I loved Conversations with God books 1, 2, and 3. I have done a ton of reading and I've never found such a broad, advanced, and relatively accessible cosmology. Neale's last book, Communion with God, is a philosophical masterpiece that explains our confused world at its deepest levels. I've read a lot of philosophy, metaphysics and theological books. The Conversation with God books contain some of the purest truths you can find anywhere and this new book is every bit as good as the others.
In The New Revelations, Neale and God continue to deliver amazingly valuable insights. This book is the most practical and the most challenging of the Conversatons with God series. It asks us to act, to become spiritual activists, to help change the world, and potentially to save it.
God says that the difficulties we are experiencing with our world right now are not simply political, or religious. Our fundamental beliefs are out of wack. God is diligently non-judgemental here and asks us to drop the concept of right and wrong. Righteousness is part of the problem. God asks us to look at things pragmatically. Instead of my beliefs being right, and your's being wrong, God suggests that we simply look at the results we're getting compared to the results we want.
I just returned from a weekend seminar with Neale at the Omega Institute in NY state which centered on the messages in this book.

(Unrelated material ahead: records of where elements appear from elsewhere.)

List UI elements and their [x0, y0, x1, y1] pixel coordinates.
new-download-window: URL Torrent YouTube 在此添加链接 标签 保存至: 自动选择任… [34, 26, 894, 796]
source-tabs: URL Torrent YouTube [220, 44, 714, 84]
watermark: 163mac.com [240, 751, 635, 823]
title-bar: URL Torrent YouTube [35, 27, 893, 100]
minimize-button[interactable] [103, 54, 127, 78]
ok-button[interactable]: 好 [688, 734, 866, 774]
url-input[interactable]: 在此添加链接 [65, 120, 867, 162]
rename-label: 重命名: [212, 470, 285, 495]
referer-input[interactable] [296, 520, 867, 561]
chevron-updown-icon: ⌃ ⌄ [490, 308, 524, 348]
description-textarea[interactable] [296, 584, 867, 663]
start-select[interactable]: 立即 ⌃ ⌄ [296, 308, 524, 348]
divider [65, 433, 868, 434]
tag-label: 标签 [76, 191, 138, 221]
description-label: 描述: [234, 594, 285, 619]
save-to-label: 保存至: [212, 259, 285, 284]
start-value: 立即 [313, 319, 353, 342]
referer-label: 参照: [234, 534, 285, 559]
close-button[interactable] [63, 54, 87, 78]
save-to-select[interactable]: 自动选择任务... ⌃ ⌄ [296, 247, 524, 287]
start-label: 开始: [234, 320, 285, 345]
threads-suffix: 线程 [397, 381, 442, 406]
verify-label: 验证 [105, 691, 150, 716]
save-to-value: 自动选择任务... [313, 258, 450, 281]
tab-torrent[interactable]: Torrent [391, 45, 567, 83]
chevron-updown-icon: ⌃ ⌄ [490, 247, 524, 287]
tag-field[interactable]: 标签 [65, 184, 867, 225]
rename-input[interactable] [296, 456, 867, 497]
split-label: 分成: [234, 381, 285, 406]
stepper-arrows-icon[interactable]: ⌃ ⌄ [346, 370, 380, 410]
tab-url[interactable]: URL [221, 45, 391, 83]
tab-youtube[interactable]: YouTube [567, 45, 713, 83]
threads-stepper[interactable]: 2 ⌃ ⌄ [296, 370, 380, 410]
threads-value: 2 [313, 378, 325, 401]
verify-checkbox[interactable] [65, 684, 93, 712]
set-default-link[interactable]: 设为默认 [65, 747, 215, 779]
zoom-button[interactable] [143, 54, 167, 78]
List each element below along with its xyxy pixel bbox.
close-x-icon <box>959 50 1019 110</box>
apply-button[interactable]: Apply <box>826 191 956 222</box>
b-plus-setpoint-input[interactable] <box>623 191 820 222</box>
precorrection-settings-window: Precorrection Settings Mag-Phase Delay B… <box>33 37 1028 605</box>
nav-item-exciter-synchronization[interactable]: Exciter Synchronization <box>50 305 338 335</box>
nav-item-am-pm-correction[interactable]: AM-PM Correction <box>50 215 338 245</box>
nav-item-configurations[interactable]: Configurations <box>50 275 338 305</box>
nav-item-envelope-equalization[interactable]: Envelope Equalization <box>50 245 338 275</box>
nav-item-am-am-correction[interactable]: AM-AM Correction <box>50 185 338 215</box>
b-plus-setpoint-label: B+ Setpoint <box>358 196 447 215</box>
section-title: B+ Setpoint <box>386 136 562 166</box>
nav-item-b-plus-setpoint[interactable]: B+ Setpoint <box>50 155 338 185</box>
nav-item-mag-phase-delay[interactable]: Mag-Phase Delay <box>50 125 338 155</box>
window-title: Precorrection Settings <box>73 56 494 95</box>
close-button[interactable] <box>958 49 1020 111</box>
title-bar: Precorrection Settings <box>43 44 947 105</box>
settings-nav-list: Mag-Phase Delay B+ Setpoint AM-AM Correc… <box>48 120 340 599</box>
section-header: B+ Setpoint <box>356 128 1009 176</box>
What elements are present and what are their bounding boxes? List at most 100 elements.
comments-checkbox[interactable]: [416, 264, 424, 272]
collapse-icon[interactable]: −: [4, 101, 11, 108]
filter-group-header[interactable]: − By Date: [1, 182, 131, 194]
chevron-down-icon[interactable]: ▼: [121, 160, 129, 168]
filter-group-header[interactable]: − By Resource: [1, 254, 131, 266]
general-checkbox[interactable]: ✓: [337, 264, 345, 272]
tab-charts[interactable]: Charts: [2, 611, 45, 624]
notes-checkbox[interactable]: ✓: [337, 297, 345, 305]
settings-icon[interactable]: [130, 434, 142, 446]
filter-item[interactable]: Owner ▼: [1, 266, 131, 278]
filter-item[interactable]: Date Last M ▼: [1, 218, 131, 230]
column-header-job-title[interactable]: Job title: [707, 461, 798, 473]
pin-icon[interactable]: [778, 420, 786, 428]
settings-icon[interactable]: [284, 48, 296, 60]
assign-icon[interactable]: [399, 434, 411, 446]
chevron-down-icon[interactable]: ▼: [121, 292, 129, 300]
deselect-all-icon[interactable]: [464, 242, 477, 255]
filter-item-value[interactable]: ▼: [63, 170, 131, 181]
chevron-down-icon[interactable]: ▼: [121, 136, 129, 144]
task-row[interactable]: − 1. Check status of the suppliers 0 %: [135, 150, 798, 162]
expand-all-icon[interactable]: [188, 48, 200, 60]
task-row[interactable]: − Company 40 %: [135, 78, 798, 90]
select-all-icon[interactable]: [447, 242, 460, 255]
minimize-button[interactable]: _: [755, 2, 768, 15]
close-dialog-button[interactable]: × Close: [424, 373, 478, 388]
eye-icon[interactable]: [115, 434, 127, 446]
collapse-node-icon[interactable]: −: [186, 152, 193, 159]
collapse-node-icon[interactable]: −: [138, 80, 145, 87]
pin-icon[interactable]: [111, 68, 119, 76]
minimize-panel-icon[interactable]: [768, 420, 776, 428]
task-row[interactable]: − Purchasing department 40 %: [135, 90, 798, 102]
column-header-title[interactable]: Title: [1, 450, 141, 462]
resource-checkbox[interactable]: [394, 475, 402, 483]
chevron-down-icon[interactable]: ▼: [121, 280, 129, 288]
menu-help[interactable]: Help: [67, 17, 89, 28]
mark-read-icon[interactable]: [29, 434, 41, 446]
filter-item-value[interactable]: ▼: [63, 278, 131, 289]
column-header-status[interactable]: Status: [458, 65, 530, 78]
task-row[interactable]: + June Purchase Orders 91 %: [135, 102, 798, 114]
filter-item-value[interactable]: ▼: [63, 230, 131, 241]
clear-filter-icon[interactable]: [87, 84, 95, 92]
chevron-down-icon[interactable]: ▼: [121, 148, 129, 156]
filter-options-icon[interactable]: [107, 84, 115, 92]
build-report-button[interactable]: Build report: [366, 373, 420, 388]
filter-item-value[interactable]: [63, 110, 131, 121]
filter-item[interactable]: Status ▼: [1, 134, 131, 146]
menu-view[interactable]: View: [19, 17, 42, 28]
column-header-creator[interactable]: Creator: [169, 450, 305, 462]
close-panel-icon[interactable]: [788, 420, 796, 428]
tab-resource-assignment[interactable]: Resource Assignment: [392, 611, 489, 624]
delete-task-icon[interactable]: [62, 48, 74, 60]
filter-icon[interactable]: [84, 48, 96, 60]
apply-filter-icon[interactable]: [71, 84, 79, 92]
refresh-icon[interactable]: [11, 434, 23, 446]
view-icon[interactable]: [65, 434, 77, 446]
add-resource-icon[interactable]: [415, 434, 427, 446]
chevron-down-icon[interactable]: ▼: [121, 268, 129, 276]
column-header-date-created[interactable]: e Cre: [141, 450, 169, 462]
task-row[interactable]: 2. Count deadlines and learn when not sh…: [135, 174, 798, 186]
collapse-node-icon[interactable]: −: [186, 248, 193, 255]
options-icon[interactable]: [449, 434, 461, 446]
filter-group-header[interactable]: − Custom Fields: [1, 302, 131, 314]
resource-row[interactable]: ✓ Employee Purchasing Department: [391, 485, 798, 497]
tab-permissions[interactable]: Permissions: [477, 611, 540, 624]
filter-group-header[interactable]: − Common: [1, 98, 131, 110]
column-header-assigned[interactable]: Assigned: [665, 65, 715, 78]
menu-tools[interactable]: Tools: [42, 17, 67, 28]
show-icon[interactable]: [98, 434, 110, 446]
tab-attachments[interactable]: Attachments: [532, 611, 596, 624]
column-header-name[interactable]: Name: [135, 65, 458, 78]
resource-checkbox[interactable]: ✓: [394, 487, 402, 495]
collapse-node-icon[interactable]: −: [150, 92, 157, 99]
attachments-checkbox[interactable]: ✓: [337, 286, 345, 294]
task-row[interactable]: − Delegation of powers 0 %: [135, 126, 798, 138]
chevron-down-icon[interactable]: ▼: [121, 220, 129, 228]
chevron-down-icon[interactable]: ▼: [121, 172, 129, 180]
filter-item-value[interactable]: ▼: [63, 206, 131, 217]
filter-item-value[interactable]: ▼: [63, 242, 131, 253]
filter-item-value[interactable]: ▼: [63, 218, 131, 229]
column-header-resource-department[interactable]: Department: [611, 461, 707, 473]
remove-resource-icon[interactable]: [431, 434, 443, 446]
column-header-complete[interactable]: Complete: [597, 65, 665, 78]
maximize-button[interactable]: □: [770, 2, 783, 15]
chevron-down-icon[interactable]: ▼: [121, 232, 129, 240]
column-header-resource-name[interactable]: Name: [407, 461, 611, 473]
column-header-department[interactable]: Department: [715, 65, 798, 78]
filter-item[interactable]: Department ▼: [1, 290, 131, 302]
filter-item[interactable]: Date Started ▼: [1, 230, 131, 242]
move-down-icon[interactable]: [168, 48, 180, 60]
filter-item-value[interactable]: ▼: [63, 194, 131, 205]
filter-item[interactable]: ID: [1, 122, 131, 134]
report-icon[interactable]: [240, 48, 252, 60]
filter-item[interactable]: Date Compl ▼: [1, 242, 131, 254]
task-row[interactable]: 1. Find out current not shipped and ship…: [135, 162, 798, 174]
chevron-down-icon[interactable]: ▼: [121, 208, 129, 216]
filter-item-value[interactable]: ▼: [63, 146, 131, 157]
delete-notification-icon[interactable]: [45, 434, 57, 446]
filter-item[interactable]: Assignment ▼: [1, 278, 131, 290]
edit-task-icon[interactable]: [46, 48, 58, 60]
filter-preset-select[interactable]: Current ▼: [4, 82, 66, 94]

Neale asked us to become Spiritual Activists, to help others to examine their beliefs. He wants you to post the 9 New Revelations and the 5 Steps to Peace everywhere, like a modern day Martin Luther - challenge the status quo.
There is no question, this is DEFINITELY great stuff. If we all do as it suggests, it WILL change the world for the better.
The only problem I have is that Neale plays dumb and hands God a lot of questions that are obviously setups. Neale is much more advanced than he pretends to be here. I suppose he does this to make the material more accessible to a wider range of readers but I know he's more advanced than that. The philosophical side of me wishes Neale would raise the level of the dialog, but I'm sure that would make this less interesting to the average potential reader.